New Army documents reveal US knew of and
approved torture before Abu Ghraib scandal

From the Raw Story courtesy of AlterNet:

"When our leaders allow and even encourage abuse at the 'outer limits', America suffers," said Anthony D. Romero, ACLU Executive Director. "A nation that works to bring freedom and liberty to other parts of the world shouldn't stomach brutality and inhumanity within its ranks. This abuse of power was engineered and accepted at the highest levels of our government."
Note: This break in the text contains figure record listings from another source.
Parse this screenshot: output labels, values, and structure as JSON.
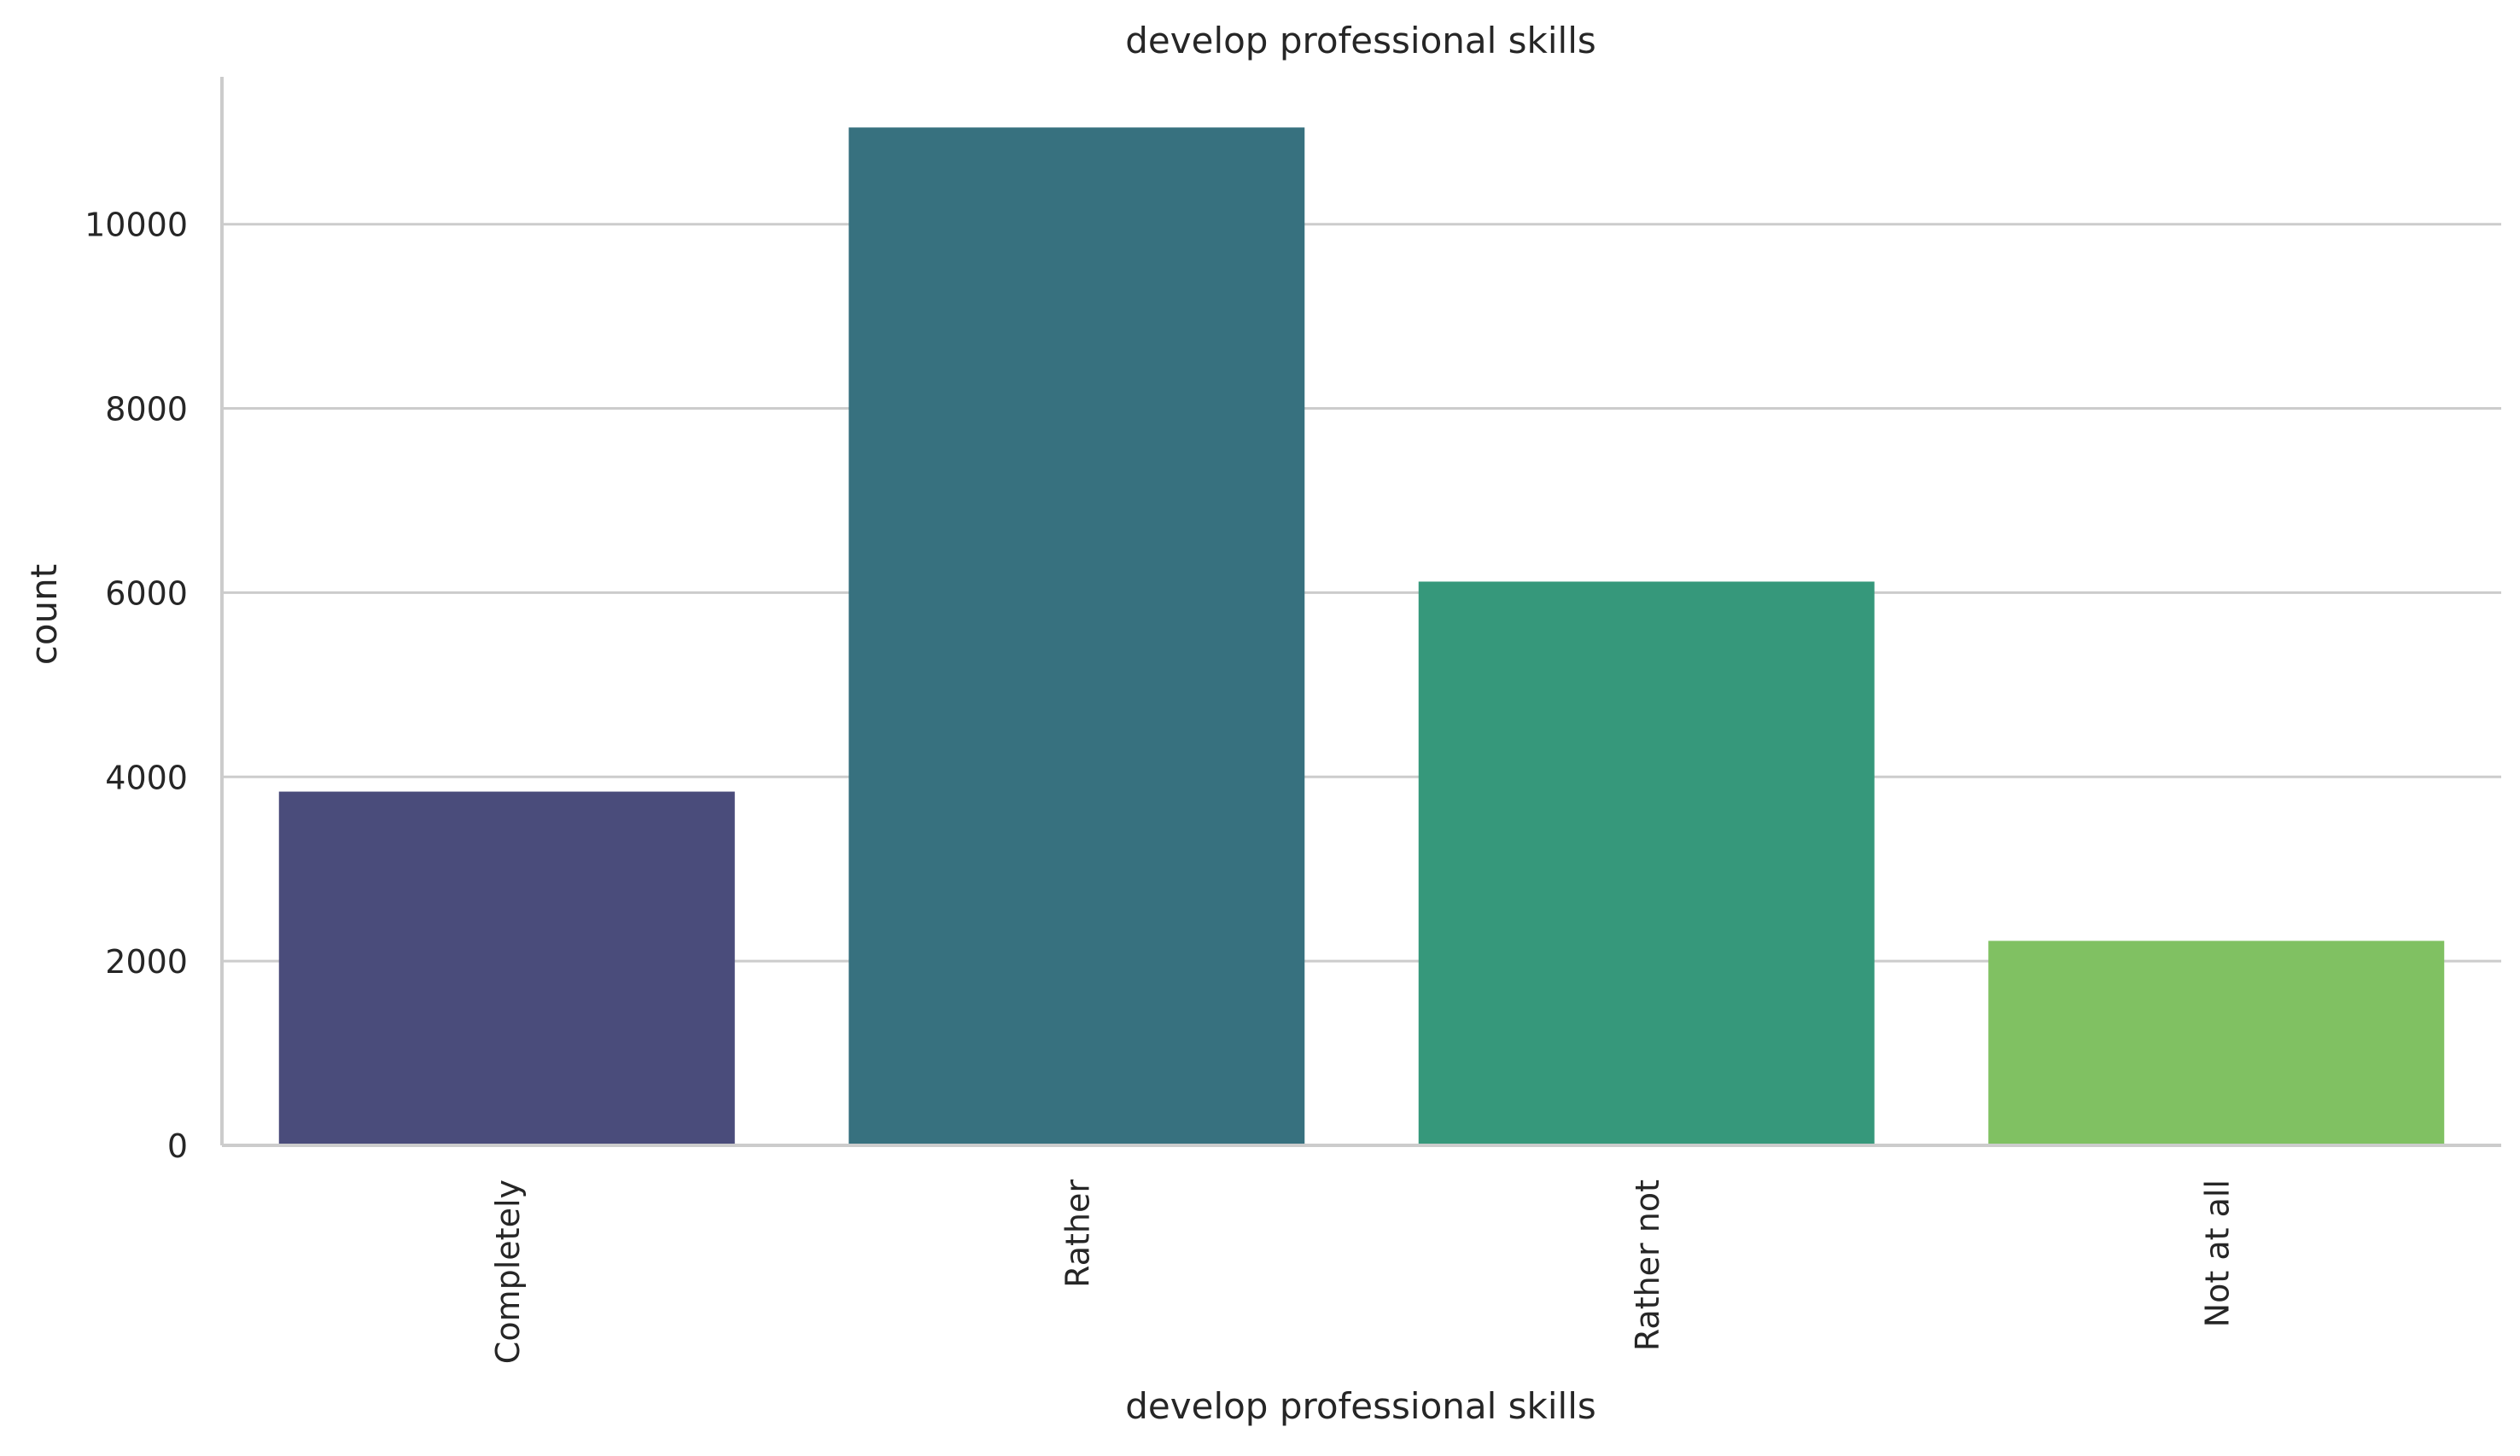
{
  "chart_data": {
    "type": "bar",
    "title": "develop professional skills",
    "xlabel": "develop professional skills",
    "ylabel": "count",
    "categories": [
      "Completely",
      "Rather",
      "Rather not",
      "Not at all"
    ],
    "values": [
      3840,
      11050,
      6120,
      2220
    ],
    "colors": [
      "#4a4c7b",
      "#37717f",
      "#36987b",
      "#80c162"
    ],
    "ylim": [
      0,
      11600
    ],
    "yticks": [
      0,
      2000,
      4000,
      6000,
      8000,
      10000
    ],
    "ytick_labels": [
      "0",
      "2000",
      "4000",
      "6000",
      "8000",
      "10000"
    ],
    "grid": "horizontal",
    "xtick_rotation": "vertical",
    "gridline_color": "#cccccc",
    "axis_color": "#cccccc"
  }
}
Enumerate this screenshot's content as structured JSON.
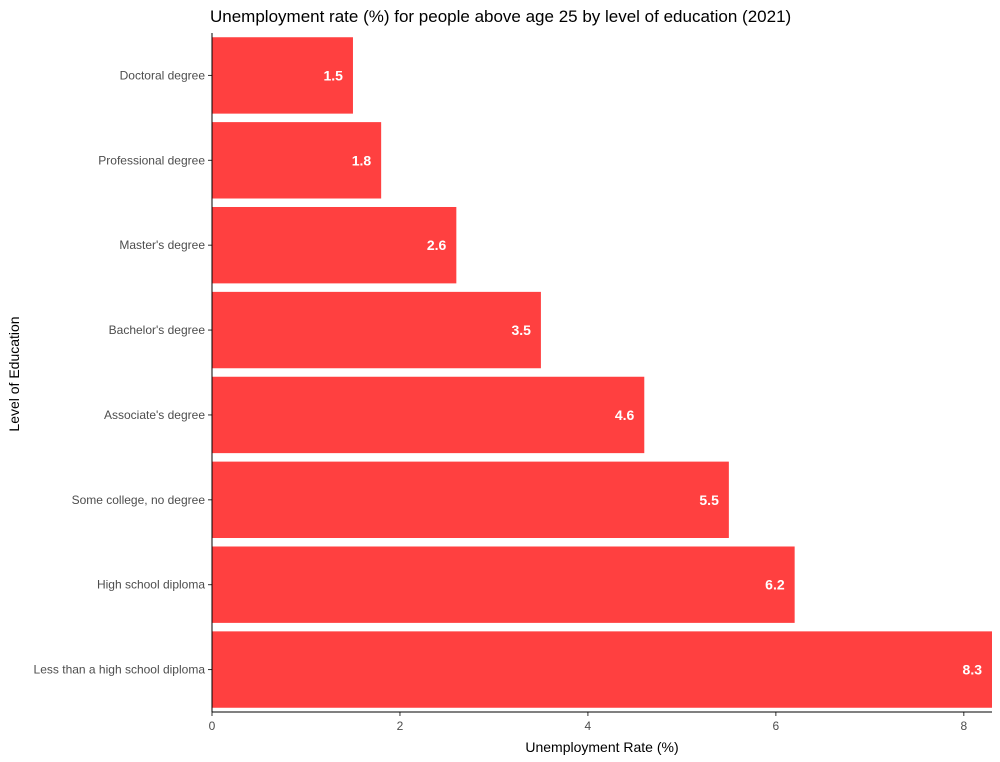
{
  "chart_data": {
    "type": "bar",
    "orientation": "horizontal",
    "title": "Unemployment rate (%) for people above age 25 by level of education (2021)",
    "xlabel": "Unemployment Rate (%)",
    "ylabel": "Level of Education",
    "categories": [
      "Doctoral degree",
      "Professional degree",
      "Master's degree",
      "Bachelor's degree",
      "Associate's degree",
      "Some college, no degree",
      "High school diploma",
      "Less than a high school diploma"
    ],
    "values": [
      1.5,
      1.8,
      2.6,
      3.5,
      4.6,
      5.5,
      6.2,
      8.3
    ],
    "value_labels": [
      "1.5",
      "1.8",
      "2.6",
      "3.5",
      "4.6",
      "5.5",
      "6.2",
      "8.3"
    ],
    "xlim": [
      0,
      8.3
    ],
    "x_ticks": [
      0,
      2,
      4,
      6,
      8
    ],
    "x_tick_labels": [
      "0",
      "2",
      "4",
      "6",
      "8"
    ],
    "grid": false,
    "bar_color": "#FF4040"
  }
}
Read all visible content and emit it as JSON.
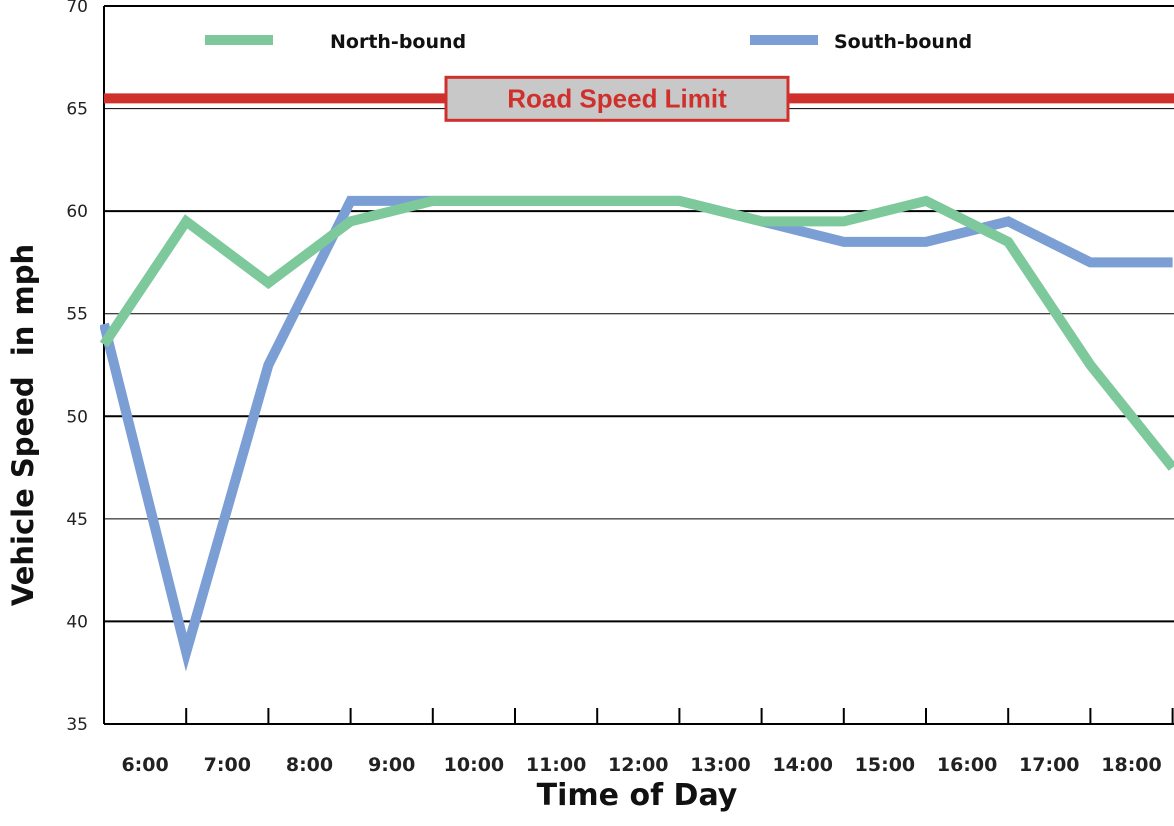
{
  "chart_data": {
    "type": "line",
    "xlabel": "Time of Day",
    "ylabel": "Vehicle Speed  in mph",
    "categories": [
      "6:00",
      "7:00",
      "8:00",
      "9:00",
      "10:00",
      "11:00",
      "12:00",
      "13:00",
      "14:00",
      "15:00",
      "16:00",
      "17:00",
      "18:00"
    ],
    "ylim": [
      35,
      70
    ],
    "yticks": [
      35,
      40,
      45,
      50,
      55,
      60,
      65,
      70
    ],
    "grid": "horizontal",
    "legend_position": "top",
    "series": [
      {
        "name": "North-bound",
        "color": "#7dc99b",
        "points": [
          {
            "x": "5:30",
            "y": 53.5
          },
          {
            "x": "6:30",
            "y": 59.5
          },
          {
            "x": "7:30",
            "y": 56.5
          },
          {
            "x": "8:30",
            "y": 59.5
          },
          {
            "x": "9:30",
            "y": 60.5
          },
          {
            "x": "10:30",
            "y": 60.5
          },
          {
            "x": "11:30",
            "y": 60.5
          },
          {
            "x": "12:30",
            "y": 60.5
          },
          {
            "x": "13:30",
            "y": 59.5
          },
          {
            "x": "14:30",
            "y": 59.5
          },
          {
            "x": "15:30",
            "y": 60.5
          },
          {
            "x": "16:30",
            "y": 58.5
          },
          {
            "x": "17:30",
            "y": 52.5
          },
          {
            "x": "18:30",
            "y": 47.5
          }
        ]
      },
      {
        "name": "South-bound",
        "color": "#7b9fd4",
        "points": [
          {
            "x": "5:30",
            "y": 54.5
          },
          {
            "x": "6:30",
            "y": 38.5
          },
          {
            "x": "7:30",
            "y": 52.5
          },
          {
            "x": "8:30",
            "y": 60.5
          },
          {
            "x": "9:30",
            "y": 60.5
          },
          {
            "x": "10:30",
            "y": 60.5
          },
          {
            "x": "11:30",
            "y": 60.5
          },
          {
            "x": "12:30",
            "y": 60.5
          },
          {
            "x": "13:30",
            "y": 59.5
          },
          {
            "x": "14:30",
            "y": 58.5
          },
          {
            "x": "15:30",
            "y": 58.5
          },
          {
            "x": "16:30",
            "y": 59.5
          },
          {
            "x": "17:30",
            "y": 57.5
          },
          {
            "x": "18:30",
            "y": 57.5
          }
        ]
      }
    ],
    "reference_line": {
      "label": "Road Speed Limit",
      "y": 65.5,
      "color": "#d0302c",
      "label_background": "#c8c8c8"
    }
  }
}
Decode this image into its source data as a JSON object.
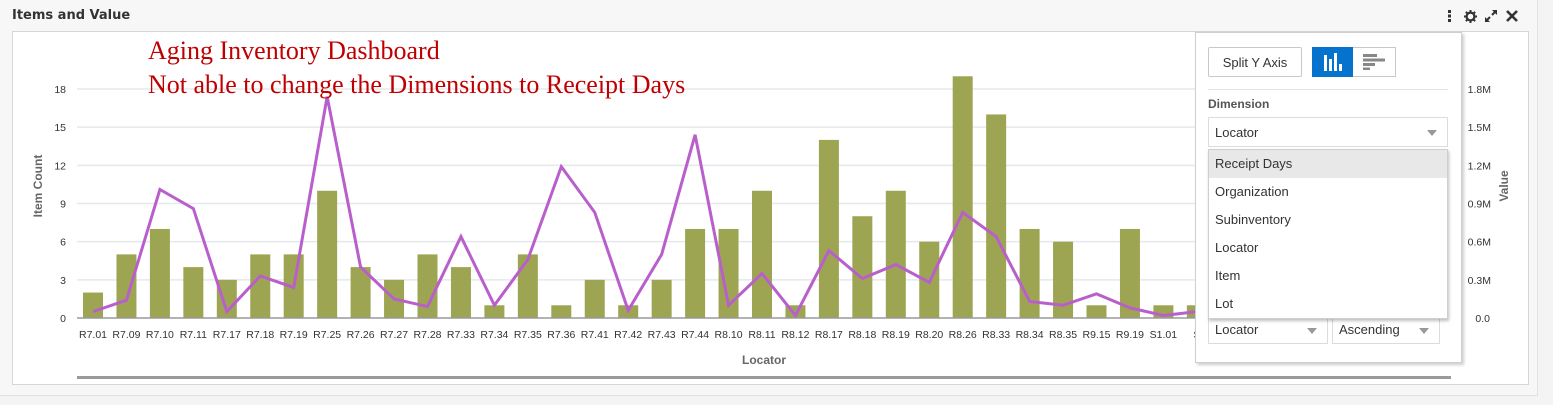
{
  "panel": {
    "title": "Items and Value",
    "tools": [
      "more-icon",
      "gear-icon",
      "expand-icon",
      "close-icon"
    ]
  },
  "annotation": {
    "line1": "Aging Inventory Dashboard",
    "line2": "Not able to change the Dimensions to Receipt Days"
  },
  "colors": {
    "bar": "#9ea552",
    "line": "#b95fcb",
    "annotation": "#c00000",
    "toggle_active": "#0572ce",
    "grid": "#e5e9ee"
  },
  "popup": {
    "split_y_axis_label": "Split Y Axis",
    "chart_type_toggle": [
      "bar-chart-icon",
      "horizontal-bar-chart-icon"
    ],
    "active_chart_type": "bar-chart-icon",
    "dimension_label": "Dimension",
    "dimension_value": "Locator",
    "dimension_options": [
      "Receipt Days",
      "Organization",
      "Subinventory",
      "Locator",
      "Item",
      "Lot"
    ],
    "highlighted_option": "Receipt Days",
    "sort_by_value": "Locator",
    "sort_order_value": "Ascending"
  },
  "chart_data": {
    "type": "bar",
    "title": "Items and Value",
    "xlabel": "Locator",
    "ylabel": "Item Count",
    "y2label": "Value",
    "ylim": [
      0,
      18
    ],
    "y2lim": [
      0,
      1.8
    ],
    "yticks": [
      "0",
      "3",
      "6",
      "9",
      "12",
      "15",
      "18"
    ],
    "y2ticks": [
      "0.0",
      "0.3M",
      "0.6M",
      "0.9M",
      "1.2M",
      "1.5M",
      "1.8M"
    ],
    "grid": true,
    "legend": "none",
    "categories": [
      "R7.01",
      "R7.09",
      "R7.10",
      "R7.11",
      "R7.17",
      "R7.18",
      "R7.19",
      "R7.25",
      "R7.26",
      "R7.27",
      "R7.28",
      "R7.33",
      "R7.34",
      "R7.35",
      "R7.36",
      "R7.41",
      "R7.42",
      "R7.43",
      "R7.44",
      "R8.10",
      "R8.11",
      "R8.12",
      "R8.17",
      "R8.18",
      "R8.19",
      "R8.20",
      "R8.26",
      "R8.33",
      "R8.34",
      "R8.35",
      "R9.15",
      "R9.19",
      "S1.01",
      "S"
    ],
    "series": [
      {
        "name": "Item Count",
        "type": "bar",
        "axis": "left",
        "values": [
          2,
          5,
          7,
          4,
          3,
          5,
          5,
          10,
          4,
          3,
          5,
          4,
          1,
          5,
          1,
          3,
          1,
          3,
          7,
          7,
          10,
          1,
          14,
          8,
          10,
          6,
          19,
          16,
          7,
          6,
          1,
          7,
          1,
          1
        ]
      },
      {
        "name": "Value",
        "type": "line",
        "axis": "right",
        "unit": "M",
        "values": [
          0.05,
          0.14,
          1.01,
          0.86,
          0.05,
          0.33,
          0.24,
          1.74,
          0.4,
          0.15,
          0.09,
          0.64,
          0.1,
          0.46,
          1.19,
          0.83,
          0.06,
          0.5,
          1.44,
          0.1,
          0.35,
          0.02,
          0.53,
          0.31,
          0.42,
          0.28,
          0.83,
          0.64,
          0.13,
          0.1,
          0.19,
          0.08,
          0.02,
          0.05
        ]
      }
    ]
  }
}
Among the documents released today by the ACLU is a May 19, 2004 Defense Intelligence Agency document implicating Sanchez in potentially abusive interrogation techniques. In the document, an officer in charge of a team of interrogators stated that there was a 35-page order spelling out the rules of engagement that interrogators were supposed to follow, and that they were encouraged to "go to the outer limits to get information from the detainees by people who wanted the information." When asked to whom the officer was referring, the officer answered "LTG Sanchez." The officer stated that the expectation coming from "Headquarters" was to break the detainees.

Click here for the rest.

Of course, the torture mandate was approved at the very highest levels. That’s what the left, and others, have been saying for a couple of years now. It’s been far too widespread to be just a bunch of “isolated incidents.” The methods have been far too similar to have not been taught to the soldiers who carried it out. Numerous Oval Office attempts to find legal justifications to ignore the Geneva Conventions, Bush’s bizarre “signing statement” essentially nullifying Congress’ recent anti-torture legislation, and the White House’s lukewarm denials all indicate that this whole torture scandal comes from the tip top. It’s totally obvious. So, great, now we have documents implicating a general. When do we get the smoking gun that nails Bush to the wall?